Future Tone, ironicamente também é um ótimo ponto de partida para quem não tem a menor intimidade com a série. Até ano passado poderia apontar Project DIVA X, mas acredito que a partir do momento que o jogador tem a liberdade de escolher o ritmo no qual se deve completar as músicas, o processo de aprendizado é bem mais fácil. Além do que, você tem a opção de pegar apenas um dos pacotes, e quando se sentir mais à vontade pegar o outro.
É um dos pontos onde jogos rítmicos ocidentais sempre falharam em passar para o jogador. A mudança da época do Beatmania para a explosão que foi Guitar Hero / Rock Band fez com que o gênero perdesse alguns dos nuances que faziam a progressão do jogador parecer uma trilha e não uma escalada. Ou você acertava, ou errava uma nota e isto é irritante.
Future Tone, portanto, também é consolidação da minha preferência pelo estilo aplicado por Project DIVA, Dj Max, Beatmania, dentre outros — que uma graduação de acerto de notas é bem mais atraente do que apenas errar ou acertar.
The Disappearance of Hatsune Miku, uma das minhas músicas favoritas e também um inferno de ser tocada nas dificuldades mais altas, nunca me deixou desmotivado de tentar pois eu via que a cada tentativa eu fazia nem que uma pequena porcentagem de progressão. Era uma nota que saía do Safe para o Good, outra que saía do Good para o Great e assim iam embora as minhas horas, na busca pela perfeição.
Perfeição que se atinge também com o ótimo sistema de treinamento, onde você pode escolher parte de uma música e treiná-la repetidamente até ter certeza que pegou o jeito. Mais jogos deviam ter este sistema, teria me economizado umas belas horas de frustração.

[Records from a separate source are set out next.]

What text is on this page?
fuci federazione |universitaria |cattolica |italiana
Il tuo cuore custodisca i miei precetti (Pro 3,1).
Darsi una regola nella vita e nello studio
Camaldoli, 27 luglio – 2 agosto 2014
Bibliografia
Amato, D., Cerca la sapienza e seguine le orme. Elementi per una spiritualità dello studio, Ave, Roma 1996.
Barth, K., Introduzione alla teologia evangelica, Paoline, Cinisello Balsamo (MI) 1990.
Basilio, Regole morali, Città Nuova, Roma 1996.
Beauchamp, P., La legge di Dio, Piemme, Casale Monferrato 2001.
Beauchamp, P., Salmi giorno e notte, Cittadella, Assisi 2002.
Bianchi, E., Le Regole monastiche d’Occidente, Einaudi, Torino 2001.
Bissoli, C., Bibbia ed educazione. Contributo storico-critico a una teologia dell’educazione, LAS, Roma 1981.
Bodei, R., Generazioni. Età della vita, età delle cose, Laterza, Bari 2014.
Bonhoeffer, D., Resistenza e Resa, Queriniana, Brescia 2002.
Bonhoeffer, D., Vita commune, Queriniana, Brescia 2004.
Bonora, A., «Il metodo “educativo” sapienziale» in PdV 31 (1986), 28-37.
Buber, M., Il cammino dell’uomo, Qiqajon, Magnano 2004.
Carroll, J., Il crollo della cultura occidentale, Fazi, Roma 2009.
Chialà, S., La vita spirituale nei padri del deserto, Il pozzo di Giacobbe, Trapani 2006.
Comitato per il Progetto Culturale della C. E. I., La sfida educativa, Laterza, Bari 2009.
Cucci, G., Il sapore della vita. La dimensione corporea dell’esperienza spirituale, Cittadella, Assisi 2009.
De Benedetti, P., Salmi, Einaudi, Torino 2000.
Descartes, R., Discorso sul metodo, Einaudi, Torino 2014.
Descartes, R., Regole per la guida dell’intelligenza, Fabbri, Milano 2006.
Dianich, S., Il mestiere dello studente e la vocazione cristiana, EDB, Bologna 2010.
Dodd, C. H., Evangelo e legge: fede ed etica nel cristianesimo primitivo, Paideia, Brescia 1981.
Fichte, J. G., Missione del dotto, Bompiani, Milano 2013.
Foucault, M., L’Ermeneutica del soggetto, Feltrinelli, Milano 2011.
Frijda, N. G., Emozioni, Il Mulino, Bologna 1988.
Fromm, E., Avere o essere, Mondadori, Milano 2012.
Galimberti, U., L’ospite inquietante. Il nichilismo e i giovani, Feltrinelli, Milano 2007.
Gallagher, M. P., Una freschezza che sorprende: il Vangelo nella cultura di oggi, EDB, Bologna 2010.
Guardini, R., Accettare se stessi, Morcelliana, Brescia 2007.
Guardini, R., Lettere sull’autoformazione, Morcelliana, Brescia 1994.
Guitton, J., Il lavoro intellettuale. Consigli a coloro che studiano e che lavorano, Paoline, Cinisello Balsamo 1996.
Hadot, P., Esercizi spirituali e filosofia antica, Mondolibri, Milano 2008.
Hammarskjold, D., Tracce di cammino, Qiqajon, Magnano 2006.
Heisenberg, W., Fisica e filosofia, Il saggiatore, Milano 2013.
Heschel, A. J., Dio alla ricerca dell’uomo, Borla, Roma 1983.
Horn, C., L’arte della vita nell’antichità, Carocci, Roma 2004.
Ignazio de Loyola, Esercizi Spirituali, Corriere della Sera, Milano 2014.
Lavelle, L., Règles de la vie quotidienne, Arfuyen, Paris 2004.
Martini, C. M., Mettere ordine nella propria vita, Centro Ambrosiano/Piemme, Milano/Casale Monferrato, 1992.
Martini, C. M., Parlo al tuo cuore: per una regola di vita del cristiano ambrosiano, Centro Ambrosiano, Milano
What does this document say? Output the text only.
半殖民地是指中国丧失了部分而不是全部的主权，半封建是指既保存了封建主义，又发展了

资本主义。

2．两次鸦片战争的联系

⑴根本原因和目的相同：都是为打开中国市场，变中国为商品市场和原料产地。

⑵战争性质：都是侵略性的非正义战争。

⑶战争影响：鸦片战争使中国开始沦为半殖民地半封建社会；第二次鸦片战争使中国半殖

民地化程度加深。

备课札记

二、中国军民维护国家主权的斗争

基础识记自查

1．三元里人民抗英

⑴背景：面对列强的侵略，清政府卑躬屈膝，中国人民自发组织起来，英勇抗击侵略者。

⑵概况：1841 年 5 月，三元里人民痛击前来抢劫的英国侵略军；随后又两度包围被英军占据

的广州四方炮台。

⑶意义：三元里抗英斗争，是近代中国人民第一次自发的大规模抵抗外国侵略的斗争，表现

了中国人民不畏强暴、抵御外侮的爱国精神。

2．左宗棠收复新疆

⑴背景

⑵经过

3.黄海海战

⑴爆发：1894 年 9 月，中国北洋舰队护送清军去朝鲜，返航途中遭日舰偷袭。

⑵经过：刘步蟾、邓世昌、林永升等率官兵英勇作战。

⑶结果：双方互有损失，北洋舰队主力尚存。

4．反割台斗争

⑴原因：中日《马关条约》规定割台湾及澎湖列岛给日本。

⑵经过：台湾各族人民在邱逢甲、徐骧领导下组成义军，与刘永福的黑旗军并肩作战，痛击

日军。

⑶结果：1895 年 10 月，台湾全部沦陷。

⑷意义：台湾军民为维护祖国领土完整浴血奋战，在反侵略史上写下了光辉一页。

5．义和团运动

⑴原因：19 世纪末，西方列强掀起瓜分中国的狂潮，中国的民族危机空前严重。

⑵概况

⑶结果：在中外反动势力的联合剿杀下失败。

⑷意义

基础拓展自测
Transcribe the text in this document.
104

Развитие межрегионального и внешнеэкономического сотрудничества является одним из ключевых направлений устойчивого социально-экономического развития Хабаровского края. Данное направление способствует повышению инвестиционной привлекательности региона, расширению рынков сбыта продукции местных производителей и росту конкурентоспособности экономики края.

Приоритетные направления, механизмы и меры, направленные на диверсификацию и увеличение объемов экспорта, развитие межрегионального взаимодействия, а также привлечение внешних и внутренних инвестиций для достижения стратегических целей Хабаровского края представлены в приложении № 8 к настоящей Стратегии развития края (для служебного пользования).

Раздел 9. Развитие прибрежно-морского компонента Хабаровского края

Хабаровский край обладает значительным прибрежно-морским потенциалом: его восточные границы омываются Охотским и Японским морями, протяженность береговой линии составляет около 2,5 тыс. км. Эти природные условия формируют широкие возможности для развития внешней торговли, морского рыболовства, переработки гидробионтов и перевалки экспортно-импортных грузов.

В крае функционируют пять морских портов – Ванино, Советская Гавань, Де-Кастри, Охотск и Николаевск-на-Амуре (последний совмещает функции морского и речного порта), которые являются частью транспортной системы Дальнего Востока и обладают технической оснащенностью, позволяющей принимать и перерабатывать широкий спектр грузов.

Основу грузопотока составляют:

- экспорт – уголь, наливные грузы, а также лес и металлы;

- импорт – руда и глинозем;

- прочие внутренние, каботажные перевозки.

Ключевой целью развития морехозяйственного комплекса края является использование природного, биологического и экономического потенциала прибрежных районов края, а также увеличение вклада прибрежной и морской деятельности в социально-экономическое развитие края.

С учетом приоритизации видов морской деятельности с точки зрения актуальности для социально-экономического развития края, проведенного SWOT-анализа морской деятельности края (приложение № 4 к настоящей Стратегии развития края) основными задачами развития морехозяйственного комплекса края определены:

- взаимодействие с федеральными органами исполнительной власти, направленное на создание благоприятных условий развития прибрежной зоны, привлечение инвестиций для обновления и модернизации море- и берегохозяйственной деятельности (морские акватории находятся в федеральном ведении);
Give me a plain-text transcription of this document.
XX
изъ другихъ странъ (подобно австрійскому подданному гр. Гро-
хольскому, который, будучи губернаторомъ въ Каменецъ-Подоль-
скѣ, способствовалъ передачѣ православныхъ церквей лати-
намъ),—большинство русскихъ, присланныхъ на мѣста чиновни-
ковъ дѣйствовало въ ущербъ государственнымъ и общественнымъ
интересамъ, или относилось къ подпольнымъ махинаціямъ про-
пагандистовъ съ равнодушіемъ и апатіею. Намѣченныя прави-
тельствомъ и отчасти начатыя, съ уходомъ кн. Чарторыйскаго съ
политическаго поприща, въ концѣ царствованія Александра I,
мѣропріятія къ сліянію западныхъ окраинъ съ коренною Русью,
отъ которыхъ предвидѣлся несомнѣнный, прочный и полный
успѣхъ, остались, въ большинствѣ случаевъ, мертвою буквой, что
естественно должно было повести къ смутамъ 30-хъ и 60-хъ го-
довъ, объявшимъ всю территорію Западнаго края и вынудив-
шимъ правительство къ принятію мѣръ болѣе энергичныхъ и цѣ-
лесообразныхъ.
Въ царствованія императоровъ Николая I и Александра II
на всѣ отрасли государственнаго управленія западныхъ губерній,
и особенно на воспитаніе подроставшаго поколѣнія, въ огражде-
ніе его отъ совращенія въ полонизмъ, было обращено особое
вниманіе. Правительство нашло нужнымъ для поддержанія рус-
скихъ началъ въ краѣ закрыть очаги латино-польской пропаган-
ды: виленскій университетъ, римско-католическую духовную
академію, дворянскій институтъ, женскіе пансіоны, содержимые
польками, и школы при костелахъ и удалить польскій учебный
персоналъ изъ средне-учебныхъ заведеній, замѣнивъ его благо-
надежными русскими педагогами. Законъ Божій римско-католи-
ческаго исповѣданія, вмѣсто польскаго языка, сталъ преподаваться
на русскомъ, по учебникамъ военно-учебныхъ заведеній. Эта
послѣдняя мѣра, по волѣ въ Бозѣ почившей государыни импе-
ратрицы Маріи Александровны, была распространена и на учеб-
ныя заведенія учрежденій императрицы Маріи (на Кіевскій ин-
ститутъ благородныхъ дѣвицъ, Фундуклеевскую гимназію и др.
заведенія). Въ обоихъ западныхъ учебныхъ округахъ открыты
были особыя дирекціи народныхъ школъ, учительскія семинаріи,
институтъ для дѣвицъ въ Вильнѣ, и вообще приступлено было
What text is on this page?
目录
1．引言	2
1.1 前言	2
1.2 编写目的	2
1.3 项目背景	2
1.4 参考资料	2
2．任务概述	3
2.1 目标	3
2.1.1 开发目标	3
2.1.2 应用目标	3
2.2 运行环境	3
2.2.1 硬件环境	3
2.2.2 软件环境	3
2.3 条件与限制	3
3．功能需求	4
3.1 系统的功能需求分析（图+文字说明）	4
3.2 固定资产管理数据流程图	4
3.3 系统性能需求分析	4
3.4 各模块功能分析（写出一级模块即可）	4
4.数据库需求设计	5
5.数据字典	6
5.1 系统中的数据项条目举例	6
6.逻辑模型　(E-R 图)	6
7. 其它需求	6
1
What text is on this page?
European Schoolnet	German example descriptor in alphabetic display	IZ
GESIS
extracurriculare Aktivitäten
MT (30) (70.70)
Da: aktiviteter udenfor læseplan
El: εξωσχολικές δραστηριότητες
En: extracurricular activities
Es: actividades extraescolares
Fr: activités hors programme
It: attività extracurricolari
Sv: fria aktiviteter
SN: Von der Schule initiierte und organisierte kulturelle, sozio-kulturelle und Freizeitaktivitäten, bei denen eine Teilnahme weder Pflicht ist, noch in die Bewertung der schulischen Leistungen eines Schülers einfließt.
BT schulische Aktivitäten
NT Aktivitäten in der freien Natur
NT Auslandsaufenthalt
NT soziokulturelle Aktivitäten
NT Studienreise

Depois de ter andado cambaleando por aí à procura dessa necessidade de preencher o vazio deixado pela redução de games do gênero e a minha não aceitação por anos com o fato de ser fã de Project DIVA, Future Tone é exatamente o que eu preciso. Uma abordagem direta ao ponto e uma vasta seleção de músicas. Nada de bloqueio ou a necessidade de subir de nível para liberar novas músicas, pode deixar que eu faço a minha própria diversão.
Sabe quando você passa um tempo sem ver um amigo de longa data, encontra ele e parece que nada mudou? É assim que eu me sinto ao ver a lista de músicas de Future Tone. No fundo eu sei que eu mudei, que eu me aceitei e que eu fiz dezenas de escolhas desde que comecei a acompanhar a série. Mas, no final do dia, aquelas duas músicas que eu deixava de jogar faziam uma diferença enorme.
Não esperava que fosse criar um diálogo tão íntimo com uma franquia de jogos rítmicos, mas aqui estamos com Future Tone para provar o contrário. Acho difícil eu encontrar um pacote tão completo, e que melhore o meu humor tanto quanto este. Quem sabe daqui a uns dez anos em Future Tone 2.
Hatsune Miku: Project DIVA Future Tone
Total - 10
10
Future Tone é um marco para a série Project DIVA. A seleção de músicas e a abordagem clássica farão você lembrar os melhores momentos, ou criar novos caso você ainda não seja fã. Não há melhor momento para começar a jogar. Tente maneirar para não gastar uma tarde inteira em uma música.